I know this book has been out for some time and I have heard nothing but great things about it, but the crush of what I have been getting weekly has caused me to put aside way too many of the graphic novels and trades that I have. The recent cutback of my list has freed up some time and my general malaise with the bulk of the super hero material has driven me to pull more and more material off my bookshelves and finally read them.
Parker “The Hunter” is an adaptation of Richard Stark’s book of the same name. I have not read the source material but if it is half as good as the adaptation I need to be reading all of Richard (a pseudonym of Donald Westlake) Stark’s books.
The story is set in 1962 and Parker is a thief. His plan for his life has been to do a job and live off the proceeds and do another job when the funds run low. He has never been caught and there is no record anywhere on him. In addition he robs armored cars, banks and other such entities to reduce any sort of personal vendetta that might be held against him. He usually would work with three or four other guys in the business who also knew what they were doing. He is smart, calculating and we find out when he needs to be, ruthless.

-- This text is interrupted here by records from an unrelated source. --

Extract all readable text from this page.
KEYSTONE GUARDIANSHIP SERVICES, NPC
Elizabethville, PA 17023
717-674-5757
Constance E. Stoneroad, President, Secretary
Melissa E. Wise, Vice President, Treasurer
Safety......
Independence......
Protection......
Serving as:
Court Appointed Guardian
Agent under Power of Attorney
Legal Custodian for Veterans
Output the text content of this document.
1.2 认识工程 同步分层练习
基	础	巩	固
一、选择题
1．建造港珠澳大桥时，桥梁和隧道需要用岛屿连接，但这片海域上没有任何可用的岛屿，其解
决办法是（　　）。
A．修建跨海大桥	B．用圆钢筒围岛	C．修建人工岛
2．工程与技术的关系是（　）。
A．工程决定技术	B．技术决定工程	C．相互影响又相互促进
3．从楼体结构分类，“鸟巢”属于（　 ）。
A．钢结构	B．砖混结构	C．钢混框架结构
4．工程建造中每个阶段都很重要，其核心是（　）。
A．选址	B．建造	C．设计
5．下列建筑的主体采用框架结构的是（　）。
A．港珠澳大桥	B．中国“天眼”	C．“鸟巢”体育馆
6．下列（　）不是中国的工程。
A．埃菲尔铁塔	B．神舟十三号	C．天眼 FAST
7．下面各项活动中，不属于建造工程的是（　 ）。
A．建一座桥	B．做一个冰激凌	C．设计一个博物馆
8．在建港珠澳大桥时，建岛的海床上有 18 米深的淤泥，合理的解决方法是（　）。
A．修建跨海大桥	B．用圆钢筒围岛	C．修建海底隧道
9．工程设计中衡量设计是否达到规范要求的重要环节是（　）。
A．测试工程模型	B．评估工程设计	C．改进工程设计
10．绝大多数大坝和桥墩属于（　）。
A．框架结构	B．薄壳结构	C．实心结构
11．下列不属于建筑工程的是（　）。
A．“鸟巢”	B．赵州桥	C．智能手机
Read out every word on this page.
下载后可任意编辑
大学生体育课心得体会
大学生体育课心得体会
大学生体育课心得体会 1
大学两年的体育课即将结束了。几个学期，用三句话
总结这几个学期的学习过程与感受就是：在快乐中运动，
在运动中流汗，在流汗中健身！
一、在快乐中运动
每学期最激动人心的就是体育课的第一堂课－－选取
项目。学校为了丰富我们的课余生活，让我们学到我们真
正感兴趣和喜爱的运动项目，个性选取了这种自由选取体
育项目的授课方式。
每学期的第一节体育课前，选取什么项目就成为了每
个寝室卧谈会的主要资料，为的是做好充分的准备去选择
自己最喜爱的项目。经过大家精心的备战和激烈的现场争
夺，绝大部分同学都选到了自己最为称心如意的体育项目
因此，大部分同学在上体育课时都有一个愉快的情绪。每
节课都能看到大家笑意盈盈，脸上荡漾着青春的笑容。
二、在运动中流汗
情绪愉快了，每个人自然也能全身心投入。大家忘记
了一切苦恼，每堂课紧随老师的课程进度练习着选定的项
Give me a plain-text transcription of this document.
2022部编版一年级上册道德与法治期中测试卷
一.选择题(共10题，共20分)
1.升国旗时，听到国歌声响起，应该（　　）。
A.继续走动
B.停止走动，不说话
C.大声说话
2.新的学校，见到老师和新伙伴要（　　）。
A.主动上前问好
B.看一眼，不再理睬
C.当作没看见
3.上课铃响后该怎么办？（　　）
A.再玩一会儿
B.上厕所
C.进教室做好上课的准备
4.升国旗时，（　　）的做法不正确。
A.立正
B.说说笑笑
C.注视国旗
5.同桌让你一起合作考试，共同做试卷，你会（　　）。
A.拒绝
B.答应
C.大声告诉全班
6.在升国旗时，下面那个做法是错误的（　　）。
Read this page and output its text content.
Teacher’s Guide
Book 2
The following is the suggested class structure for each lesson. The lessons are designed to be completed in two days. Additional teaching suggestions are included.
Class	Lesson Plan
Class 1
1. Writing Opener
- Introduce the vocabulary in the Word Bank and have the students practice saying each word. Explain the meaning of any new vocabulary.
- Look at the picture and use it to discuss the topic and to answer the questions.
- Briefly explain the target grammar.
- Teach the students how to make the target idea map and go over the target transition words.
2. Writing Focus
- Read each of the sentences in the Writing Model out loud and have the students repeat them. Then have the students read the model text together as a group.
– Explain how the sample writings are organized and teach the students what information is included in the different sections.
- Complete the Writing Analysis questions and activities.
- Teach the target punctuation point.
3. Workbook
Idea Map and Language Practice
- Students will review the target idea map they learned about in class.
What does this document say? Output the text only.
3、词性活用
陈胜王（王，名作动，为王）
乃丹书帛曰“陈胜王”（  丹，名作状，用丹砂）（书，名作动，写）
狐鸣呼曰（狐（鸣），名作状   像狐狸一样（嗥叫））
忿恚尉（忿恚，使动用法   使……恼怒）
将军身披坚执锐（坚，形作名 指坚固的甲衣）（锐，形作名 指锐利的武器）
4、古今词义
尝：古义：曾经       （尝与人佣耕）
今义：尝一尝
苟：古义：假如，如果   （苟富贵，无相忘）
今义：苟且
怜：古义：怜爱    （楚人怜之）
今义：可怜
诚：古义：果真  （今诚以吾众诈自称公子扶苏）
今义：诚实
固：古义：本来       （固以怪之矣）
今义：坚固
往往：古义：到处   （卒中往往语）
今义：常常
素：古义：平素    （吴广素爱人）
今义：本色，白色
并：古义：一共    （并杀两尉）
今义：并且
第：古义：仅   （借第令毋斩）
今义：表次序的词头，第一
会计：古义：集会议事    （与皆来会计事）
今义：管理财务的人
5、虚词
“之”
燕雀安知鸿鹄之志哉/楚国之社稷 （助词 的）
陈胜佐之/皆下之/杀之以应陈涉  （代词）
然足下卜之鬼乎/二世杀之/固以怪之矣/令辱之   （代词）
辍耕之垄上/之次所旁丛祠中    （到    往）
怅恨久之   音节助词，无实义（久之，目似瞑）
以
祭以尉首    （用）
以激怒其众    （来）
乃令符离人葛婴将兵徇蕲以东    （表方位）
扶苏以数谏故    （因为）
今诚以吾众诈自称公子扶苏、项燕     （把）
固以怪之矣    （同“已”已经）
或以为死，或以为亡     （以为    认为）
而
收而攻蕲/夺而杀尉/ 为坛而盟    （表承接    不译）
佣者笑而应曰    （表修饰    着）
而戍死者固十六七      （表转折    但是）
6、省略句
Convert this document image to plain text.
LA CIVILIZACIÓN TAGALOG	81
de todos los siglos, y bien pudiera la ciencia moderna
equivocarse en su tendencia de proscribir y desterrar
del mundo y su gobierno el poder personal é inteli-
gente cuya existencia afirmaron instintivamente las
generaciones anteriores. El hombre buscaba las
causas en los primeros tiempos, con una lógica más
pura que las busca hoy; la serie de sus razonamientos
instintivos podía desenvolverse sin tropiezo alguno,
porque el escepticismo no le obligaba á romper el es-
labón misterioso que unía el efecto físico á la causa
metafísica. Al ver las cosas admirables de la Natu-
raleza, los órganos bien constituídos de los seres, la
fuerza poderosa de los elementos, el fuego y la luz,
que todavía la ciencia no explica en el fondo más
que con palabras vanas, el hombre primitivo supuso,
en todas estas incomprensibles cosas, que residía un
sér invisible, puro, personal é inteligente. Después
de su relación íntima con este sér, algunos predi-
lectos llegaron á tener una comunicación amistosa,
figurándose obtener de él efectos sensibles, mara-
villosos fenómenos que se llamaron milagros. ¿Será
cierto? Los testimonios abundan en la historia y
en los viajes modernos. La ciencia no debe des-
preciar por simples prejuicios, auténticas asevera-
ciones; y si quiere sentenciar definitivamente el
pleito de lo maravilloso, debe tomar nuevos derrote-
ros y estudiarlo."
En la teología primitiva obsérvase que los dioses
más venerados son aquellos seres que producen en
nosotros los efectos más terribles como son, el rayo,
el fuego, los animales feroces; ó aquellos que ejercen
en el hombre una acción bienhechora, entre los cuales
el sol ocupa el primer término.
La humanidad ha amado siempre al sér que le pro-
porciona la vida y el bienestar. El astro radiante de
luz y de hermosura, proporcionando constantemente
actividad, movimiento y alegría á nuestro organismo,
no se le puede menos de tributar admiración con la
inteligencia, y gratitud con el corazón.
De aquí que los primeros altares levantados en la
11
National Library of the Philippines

The book starts out with us following Parker as he is entering New York City. Within 20 plus pages we see him establish a new identity, steal someone’s bank account, buy some new clothes, have a steak dinner and then show up a beautiful woman’s house and slap her to the ground. I think there are maybe three word balloons for that entire sequence. It is so effective in drawing you into the story that by that time he shows up at the dame’s apartment you don’t want to put the book down. At this point you have no idea of who is Parker or anything about his background.
I’m not going to go into a detailed plot summary, because I want you to read the book and enjoy it as it unfolds. What I will say is Parker is tough, uncompromising, merciless, cold blooded and yet is almost someone that you can admire in that he has his own code and no one is going to f**k with him. The tale of why is after some people is one that makes sense and you can certainly identify with him for wanting to make these people pay.
The entire book is done in black and white and one shade of blue. With just those few colors Cooke sets the mood perfectly. He is also a master story teller and each page flows from one to the next. He knows how to pace the story and when to add the text and when to stay away from the text and let the pictures tell the story. If they make a movie out of this book Darwyn has already done the entire story for them and they should follow this as their storyboards and bible for how to pace the film. I finally decided that if Vince Vaughn is willing to step away from his comedic work, this would be a great part for him to play.
This was far better than Criminal, which is a very good piece of work and is just as strong as Scalped, albeit in a different format. I guess what I’m saying is this is one Class “A” graphic novel and it delivers the action, the drama and the feeling of what a true noir book should deliver. This is a masterpiece of graphic fiction and a true testament to the skill of Darwyn Cooke and the strength of the source material from Richard Stark.
This goes down as one of the best graphic novels ever done. I can’t wait for the next one.